As per National Crime Records Bureau (NCRB) survey conducted in 2013, J&K topped the list of “high accidental death-prone areas”, which found that an accident in J&K state has a 64 percent chance of causing death as opposed to 36.4 percent for all of India.

For getting a driving licence, one has to pass the learner’s licence test first in which basic questions such as traffic signs and traffic rules are asked, and only then one can apply for a permanent licence. But it seems people either knowingly break the law or there is some flaw in the system. 

When contacted, transport commissioner Saughat Biswas said, “ It is unfortunate that people are breaking law despite having a valid licence. We are working to make the process of granting the licences a more stringent one.”

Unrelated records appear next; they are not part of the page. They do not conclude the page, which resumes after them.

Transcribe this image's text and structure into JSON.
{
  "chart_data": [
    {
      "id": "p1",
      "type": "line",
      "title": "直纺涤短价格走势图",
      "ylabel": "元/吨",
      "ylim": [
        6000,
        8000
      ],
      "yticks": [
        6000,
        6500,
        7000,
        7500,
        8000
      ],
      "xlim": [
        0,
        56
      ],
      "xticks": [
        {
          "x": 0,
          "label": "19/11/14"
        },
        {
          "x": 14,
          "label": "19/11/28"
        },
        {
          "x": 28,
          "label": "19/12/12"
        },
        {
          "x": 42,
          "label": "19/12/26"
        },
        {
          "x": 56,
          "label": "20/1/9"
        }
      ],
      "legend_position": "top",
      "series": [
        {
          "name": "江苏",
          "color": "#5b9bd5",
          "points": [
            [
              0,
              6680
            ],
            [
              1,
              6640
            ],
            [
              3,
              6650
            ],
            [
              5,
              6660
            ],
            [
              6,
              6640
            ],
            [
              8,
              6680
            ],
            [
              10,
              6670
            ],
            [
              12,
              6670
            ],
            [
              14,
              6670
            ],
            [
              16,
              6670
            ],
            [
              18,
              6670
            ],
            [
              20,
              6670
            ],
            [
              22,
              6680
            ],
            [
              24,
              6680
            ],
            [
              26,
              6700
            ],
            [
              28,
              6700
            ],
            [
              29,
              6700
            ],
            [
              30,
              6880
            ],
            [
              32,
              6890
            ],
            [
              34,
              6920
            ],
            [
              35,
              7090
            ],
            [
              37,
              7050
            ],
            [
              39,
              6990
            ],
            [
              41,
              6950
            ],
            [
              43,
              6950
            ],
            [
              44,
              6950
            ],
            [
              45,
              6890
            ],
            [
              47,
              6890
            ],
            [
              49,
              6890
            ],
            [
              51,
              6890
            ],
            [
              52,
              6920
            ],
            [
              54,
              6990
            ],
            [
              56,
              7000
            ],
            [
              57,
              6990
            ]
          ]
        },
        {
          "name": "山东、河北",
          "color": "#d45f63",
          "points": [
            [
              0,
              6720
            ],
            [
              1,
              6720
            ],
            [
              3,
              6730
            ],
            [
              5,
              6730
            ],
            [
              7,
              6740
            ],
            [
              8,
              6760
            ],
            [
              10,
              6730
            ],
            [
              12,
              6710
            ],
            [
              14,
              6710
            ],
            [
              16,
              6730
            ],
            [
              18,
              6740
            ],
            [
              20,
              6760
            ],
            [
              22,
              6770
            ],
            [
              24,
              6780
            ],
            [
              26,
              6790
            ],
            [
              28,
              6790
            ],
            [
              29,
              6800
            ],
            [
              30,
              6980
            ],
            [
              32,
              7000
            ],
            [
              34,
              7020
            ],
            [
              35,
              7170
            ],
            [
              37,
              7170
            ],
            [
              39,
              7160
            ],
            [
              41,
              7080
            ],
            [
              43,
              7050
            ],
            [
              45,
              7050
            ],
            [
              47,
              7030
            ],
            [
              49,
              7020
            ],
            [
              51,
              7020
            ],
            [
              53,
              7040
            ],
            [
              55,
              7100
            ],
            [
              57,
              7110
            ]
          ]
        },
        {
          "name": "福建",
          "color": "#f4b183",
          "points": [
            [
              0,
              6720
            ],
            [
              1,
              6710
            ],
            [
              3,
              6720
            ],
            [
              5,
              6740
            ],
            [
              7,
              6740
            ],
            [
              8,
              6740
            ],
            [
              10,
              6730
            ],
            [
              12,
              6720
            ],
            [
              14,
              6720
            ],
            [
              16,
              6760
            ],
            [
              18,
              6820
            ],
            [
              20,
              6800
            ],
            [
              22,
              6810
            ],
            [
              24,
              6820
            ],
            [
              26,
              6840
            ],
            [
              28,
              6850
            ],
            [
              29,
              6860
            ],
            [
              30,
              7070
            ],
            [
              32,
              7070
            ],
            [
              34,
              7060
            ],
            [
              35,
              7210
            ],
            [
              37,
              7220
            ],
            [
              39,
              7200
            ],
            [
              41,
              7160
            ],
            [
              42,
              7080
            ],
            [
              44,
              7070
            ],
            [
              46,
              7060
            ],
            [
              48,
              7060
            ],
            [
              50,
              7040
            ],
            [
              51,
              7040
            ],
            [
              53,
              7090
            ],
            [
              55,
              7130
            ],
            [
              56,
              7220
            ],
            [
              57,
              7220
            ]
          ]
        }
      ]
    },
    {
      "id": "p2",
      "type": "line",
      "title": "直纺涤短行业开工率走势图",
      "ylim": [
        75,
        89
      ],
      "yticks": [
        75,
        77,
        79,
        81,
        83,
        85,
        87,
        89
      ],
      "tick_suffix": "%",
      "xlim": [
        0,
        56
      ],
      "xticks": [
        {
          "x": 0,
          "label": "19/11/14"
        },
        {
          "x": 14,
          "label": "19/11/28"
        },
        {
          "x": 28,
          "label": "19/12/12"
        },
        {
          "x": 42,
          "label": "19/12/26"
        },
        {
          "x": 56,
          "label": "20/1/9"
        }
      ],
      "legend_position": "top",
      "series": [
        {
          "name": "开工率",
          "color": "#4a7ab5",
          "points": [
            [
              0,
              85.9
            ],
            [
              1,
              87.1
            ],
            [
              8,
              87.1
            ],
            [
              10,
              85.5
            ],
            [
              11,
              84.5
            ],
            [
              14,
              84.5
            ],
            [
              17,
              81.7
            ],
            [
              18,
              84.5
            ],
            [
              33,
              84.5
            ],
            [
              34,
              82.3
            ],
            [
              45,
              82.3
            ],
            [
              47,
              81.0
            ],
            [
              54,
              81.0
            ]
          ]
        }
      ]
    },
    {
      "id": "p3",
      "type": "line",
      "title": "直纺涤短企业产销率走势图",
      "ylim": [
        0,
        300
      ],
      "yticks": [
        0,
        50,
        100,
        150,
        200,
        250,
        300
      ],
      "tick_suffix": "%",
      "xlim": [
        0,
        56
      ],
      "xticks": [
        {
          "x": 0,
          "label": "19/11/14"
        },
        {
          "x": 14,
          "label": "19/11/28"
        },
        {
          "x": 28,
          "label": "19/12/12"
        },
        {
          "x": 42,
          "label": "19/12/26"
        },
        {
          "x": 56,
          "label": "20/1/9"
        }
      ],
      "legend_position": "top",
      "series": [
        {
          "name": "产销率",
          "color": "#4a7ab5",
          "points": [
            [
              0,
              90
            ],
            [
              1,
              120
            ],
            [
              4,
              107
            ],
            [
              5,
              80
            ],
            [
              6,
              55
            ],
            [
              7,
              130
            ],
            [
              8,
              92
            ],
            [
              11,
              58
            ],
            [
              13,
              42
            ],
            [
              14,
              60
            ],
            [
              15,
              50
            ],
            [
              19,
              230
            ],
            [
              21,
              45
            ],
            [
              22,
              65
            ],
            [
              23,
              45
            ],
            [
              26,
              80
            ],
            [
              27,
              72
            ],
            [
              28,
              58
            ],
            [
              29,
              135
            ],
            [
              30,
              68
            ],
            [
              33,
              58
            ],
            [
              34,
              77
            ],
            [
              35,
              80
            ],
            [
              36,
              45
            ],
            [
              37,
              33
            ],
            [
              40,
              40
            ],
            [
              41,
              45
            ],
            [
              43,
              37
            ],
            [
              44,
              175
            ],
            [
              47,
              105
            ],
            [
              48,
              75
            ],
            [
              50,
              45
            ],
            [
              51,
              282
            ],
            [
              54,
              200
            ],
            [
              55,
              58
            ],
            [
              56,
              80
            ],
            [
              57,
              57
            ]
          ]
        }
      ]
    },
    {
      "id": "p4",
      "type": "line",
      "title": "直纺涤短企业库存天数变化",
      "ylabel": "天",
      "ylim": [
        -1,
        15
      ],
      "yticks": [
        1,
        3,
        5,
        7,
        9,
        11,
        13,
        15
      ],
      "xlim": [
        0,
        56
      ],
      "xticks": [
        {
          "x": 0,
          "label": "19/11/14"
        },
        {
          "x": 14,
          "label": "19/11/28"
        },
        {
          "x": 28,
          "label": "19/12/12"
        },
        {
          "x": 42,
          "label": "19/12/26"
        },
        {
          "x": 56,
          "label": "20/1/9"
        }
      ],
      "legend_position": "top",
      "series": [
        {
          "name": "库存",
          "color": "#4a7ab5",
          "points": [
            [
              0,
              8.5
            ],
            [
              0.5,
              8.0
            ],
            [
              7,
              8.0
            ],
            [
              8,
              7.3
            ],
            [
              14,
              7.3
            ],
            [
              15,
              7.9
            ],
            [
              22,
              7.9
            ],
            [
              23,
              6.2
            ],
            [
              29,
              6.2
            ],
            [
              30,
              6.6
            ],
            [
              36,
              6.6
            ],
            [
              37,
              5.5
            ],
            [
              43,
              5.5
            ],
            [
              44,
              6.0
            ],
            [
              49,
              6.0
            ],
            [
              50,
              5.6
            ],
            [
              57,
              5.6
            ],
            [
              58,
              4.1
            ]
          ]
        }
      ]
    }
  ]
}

According to the data from Regional Transport Officer (RTO), number of vehicles that were registered in Kashmir division from 1971-2006 stood at 2,06,998 while in the last 10 years the number has risen to 3,64,128 which indicates a whopping 633 percent rise, from 2007 to August 2017. The numbers, as per trend, are going up each day which indicates the traffic department needs to remain vigilant and have a tough job ahead.

“The state government is preparing a State Road Safety Policy which will set guidelines for the enforcement of traffic rules and creation of awareness among people,” he added.

Talking about awareness, he said in the last four years the number of general awareness programmes conducted stood at 3330 in which more than 66 percent of programmes were conducted in Baramulla district only while the programmes conducted in schools and college stood at 1020.

Children right from school should be taught about road safely and the traffic department should organise more awareness programmes in schools and colleges. They can always increase the fine for breaking the law. In most countries, like USA, people who drive with improper use of headlight are fined between rupees 3000-10000.

According to ARTO, Mubashir, on an average 60 out of 100 people qualify for the driver’s test. How do the rest of them get licence is a mystery. Moreover, there are increasing numbers of driving schools in the valley.

Before 2000, there were just a few registered driving schools in Kashmir but post-2000, the numbers have gone up. It is important to check whether these driving institutes comply with the rules and regulations as per Motor Vehicles Department J&K.

May be its high time authorities in Kashmir impose China’s method of punishment for law-breaking drivers.